Thirty years after Muammer Gaddafi seized power, Libya has returned to international respectability and is being wooed by many Western countries. However the regime is deaf to all criticism and remains repressive. Privately-owned media outlets appeared in 2007 but they were fairly tame.
The country continued its return to the international community in 2007, which began four years earlier with the end of UN sanctions. Libya won a UN Security Council seat in October and took its turn as Council president for January 2008. The end of diplomatic isolation has had many effects on its economy but has barely changed political conditions inside the country.
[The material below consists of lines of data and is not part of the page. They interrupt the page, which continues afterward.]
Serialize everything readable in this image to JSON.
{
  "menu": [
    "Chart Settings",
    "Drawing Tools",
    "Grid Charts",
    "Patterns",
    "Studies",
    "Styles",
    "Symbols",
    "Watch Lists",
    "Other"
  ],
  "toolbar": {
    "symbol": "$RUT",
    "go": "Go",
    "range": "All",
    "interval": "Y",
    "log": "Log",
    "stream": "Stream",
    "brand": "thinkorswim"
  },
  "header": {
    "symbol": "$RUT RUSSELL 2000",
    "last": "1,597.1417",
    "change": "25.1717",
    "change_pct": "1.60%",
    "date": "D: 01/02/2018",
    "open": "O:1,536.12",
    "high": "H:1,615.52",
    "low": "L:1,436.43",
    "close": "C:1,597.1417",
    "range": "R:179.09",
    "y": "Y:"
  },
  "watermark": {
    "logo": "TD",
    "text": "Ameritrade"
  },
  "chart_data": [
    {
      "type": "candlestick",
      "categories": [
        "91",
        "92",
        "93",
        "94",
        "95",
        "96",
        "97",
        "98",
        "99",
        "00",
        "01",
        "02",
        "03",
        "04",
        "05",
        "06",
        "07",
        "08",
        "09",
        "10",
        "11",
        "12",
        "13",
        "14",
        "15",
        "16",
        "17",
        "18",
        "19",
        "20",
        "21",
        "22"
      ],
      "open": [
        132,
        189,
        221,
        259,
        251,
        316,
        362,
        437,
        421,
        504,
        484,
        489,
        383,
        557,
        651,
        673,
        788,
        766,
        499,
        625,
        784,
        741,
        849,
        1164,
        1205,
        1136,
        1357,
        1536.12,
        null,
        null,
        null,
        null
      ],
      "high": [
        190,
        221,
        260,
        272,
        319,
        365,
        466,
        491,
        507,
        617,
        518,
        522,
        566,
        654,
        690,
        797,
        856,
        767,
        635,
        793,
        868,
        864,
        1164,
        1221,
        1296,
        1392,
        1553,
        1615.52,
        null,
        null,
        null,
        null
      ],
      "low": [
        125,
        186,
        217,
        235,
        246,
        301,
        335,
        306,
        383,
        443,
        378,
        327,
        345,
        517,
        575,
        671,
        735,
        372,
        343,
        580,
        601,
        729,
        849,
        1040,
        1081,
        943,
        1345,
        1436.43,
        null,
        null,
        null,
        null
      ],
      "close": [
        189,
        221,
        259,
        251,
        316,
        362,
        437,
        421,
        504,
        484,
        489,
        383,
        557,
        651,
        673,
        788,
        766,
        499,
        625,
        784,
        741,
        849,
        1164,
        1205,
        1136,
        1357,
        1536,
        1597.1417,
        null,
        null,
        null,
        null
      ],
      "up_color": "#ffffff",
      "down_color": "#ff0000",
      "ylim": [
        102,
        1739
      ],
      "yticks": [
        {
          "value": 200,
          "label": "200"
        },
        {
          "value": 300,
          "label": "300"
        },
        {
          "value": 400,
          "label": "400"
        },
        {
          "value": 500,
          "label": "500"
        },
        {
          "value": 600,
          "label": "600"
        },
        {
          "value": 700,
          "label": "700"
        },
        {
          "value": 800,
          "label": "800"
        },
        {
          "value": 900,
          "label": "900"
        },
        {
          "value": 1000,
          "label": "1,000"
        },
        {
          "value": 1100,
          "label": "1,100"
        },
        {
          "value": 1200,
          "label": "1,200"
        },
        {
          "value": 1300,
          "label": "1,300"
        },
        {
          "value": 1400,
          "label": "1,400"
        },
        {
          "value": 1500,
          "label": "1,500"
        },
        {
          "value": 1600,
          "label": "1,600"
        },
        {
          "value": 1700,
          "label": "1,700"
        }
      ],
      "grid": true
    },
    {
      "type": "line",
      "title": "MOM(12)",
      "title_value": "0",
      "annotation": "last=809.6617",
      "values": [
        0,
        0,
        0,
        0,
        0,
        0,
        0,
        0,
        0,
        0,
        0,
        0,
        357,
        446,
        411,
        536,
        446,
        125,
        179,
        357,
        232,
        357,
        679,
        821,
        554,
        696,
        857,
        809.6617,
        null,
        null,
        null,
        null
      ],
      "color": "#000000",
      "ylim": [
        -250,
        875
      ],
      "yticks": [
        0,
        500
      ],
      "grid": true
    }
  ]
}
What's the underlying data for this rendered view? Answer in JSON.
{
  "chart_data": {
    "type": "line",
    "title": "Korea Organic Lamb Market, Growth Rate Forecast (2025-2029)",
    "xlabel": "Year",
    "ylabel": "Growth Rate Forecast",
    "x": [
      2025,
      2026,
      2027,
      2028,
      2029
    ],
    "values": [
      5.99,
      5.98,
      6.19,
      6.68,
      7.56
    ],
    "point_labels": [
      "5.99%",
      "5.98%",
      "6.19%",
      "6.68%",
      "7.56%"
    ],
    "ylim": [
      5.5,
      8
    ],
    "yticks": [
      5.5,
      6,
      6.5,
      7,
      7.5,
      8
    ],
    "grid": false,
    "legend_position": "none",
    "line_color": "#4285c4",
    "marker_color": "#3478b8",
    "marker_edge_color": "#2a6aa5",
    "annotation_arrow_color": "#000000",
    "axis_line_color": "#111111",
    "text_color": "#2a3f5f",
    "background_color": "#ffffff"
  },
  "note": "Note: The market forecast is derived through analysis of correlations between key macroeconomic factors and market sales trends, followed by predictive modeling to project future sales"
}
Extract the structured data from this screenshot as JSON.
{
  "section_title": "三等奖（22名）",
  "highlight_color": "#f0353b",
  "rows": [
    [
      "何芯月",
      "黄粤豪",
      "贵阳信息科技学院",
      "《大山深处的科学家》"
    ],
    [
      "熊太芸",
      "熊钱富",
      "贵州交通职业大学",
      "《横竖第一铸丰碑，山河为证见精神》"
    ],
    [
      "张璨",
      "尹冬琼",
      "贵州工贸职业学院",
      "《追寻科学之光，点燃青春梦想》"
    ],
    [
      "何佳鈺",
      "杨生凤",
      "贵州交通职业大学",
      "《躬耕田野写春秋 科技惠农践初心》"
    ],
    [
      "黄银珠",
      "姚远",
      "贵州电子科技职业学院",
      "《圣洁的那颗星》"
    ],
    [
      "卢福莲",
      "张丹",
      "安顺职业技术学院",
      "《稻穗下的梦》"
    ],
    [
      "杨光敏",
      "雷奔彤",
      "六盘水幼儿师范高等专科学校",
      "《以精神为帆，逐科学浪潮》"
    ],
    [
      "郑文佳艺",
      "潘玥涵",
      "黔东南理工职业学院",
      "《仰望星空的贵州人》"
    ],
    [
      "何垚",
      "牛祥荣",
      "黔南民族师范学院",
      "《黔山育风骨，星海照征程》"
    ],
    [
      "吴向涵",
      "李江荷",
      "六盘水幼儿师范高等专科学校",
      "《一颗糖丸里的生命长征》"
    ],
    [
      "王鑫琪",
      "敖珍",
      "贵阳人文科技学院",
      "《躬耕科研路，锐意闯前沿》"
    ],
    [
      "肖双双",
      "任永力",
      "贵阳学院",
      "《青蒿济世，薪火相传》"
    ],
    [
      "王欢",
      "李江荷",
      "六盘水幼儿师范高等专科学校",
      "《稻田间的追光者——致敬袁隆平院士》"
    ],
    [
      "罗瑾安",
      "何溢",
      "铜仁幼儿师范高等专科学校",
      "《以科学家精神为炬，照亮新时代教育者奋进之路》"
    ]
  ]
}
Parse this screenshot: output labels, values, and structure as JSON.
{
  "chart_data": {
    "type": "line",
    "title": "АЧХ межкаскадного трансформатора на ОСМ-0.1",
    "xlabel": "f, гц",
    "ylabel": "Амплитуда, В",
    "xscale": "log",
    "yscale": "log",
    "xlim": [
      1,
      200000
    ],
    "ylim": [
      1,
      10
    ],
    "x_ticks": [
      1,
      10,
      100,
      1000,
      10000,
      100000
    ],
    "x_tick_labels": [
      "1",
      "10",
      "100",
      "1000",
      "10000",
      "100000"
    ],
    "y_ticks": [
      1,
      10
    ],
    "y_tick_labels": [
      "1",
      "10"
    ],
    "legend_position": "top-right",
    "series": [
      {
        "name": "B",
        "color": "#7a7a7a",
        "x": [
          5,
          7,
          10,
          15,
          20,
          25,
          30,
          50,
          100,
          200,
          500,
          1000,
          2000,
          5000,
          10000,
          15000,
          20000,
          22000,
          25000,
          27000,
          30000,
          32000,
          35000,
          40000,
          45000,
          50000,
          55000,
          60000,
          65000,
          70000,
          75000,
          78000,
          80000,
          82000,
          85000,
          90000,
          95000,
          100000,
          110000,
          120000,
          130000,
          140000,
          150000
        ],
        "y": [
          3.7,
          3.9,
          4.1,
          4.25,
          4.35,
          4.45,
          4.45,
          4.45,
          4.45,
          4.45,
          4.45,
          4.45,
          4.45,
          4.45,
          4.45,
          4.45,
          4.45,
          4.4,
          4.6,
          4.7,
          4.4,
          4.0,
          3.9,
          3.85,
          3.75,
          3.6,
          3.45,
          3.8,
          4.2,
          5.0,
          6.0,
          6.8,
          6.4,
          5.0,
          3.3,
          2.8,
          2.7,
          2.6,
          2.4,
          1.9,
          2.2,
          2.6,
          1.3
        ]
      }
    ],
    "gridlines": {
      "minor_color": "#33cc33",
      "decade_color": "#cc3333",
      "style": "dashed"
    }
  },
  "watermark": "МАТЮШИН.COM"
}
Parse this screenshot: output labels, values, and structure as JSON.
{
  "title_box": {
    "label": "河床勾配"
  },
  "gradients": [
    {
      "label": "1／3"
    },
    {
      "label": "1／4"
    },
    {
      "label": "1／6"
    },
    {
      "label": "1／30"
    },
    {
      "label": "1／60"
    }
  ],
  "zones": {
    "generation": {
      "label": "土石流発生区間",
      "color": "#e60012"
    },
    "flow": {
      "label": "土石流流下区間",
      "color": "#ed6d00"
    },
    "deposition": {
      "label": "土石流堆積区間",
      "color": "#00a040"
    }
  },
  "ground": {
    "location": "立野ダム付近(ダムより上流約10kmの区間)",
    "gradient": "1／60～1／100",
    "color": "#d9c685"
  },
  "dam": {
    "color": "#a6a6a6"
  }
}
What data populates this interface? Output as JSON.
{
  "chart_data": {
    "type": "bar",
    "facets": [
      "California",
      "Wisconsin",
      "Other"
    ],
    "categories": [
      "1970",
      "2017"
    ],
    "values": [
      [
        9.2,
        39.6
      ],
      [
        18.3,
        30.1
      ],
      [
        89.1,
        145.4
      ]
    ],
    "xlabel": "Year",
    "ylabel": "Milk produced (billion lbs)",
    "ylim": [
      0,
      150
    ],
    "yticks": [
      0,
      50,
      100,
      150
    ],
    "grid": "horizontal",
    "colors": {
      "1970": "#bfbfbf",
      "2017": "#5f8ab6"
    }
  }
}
Non-government media were allowed to operate in 2007 for the first time since Col. Muammer Gaddafi came to power but they stayed under the control of his inner circle. The new dailies Oea and Cyrene and the satellite TV station Al-Libiya are owned by the firm Al-Ghad, controlled by Gaddafi’s son Seif al-Islam, but they brought a breath of fresh air into the Libyan media. Most of their journalists also work for official media outlets and Oea and Cyrene are printed on the government’s presses along with the information ministry’s newspapers. However, the new papers did criticise government ministers, including prime minister Baghdadi Mahmudi. Gaddafi, the “Guide,” remains untouchable and criticising him and the revolution he launched 30 years ago is not allowed.
Two forgotten journalists
The family of journalist Daif Ghazal, shot dead in 2005, said in July 2007 that a Tripoli court had sentenced three unnamed men to death in the case. The authorities gave no details of the trial or the killers’ motives. Ghazal, 32, vanished on 21 May 2005 and his mutilated body was found 10 days later in a suburb of Benghazi. He had written articles on a London-based website strongly criticising the Revolutionary Committees Movement, which are the backbone of the regime and which he once belonged to.
The Gaddafi Foundation for Development, after a 2006 visit by a Reporters Without Borders fact-finding mission, promised to investigate the case of journalist Abdullah Ali al-Sanussi al-Darrat, who has not been seen since he was imprisoned without charge or trial in 1973. Reporters Without Borders still has no word of him.